12. Asthma Remission in Adults: Insights into Long-Term Outcomes
While asthma is often perceived as a lifelong condition, a significant number of adults experience remission, meaning they no longer suffer from asthma attacks or symptoms. According to studies, remission rates among adults vary widely, with estimates ranging from as low as 2% to as high as 52%. Factors that increase the likelihood of remission include a younger age at diagnosis, milder initial symptoms, shorter duration of the condition, and better lung function overall.
Though asthma can persist into adulthood, these insights provide hope that, for many, symptoms may lessen or disappear entirely, improving quality of life. Further research could help clarify how these factors contribute to long-term asthma management, potentially guiding personalised treatment plans.
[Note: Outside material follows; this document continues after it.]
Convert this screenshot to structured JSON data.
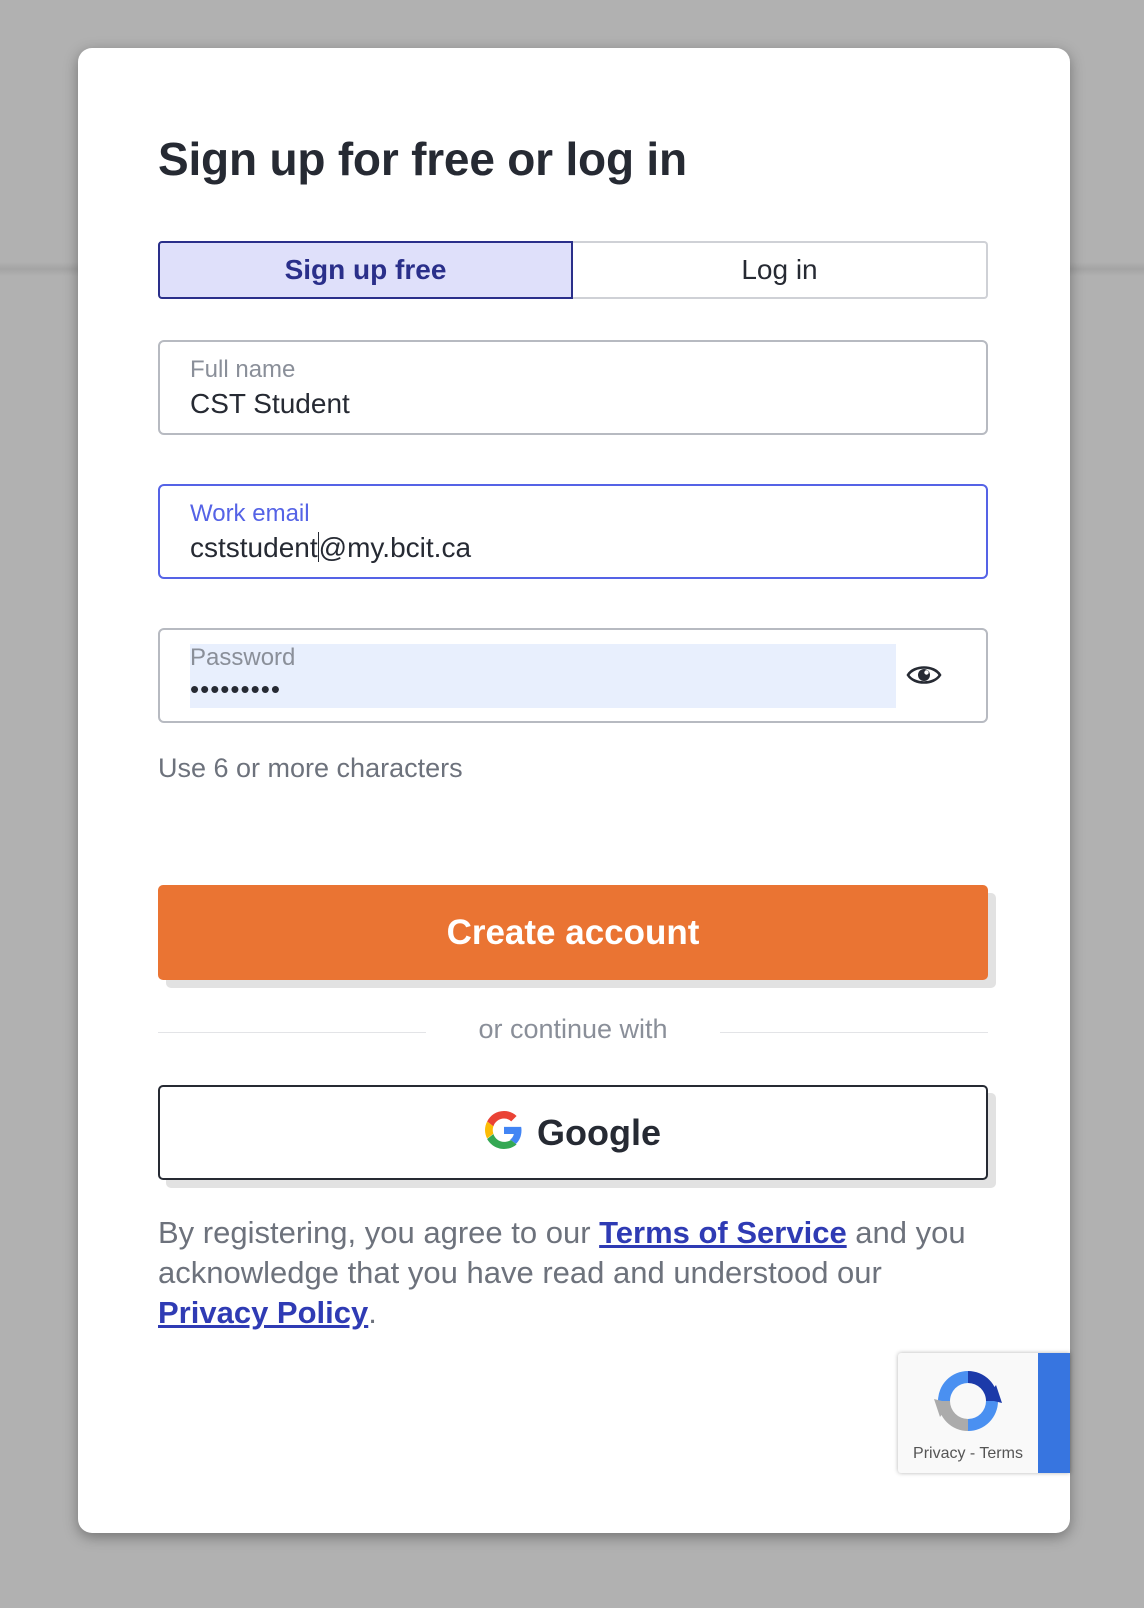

13. Personal advice to parents of asthmatic children, expectations and limitations of a child living with asthma
Bronchial asthma is a chronic inflammatory airway disease characterized by periodic asthmatic attacks. This condition may limit children’s daily lives, such as avoiding certain foods or drinks, limiting activity or exercise, and causing school absenteeism. Early diagnosis and prompt treatment are important. With good medication adherence and trigger avoidance, the symptoms will be well-controlled, allowing children to live normal lives like other healthy children. Many asthmatic children will eventually outgrow asthma by the time they become adolescents.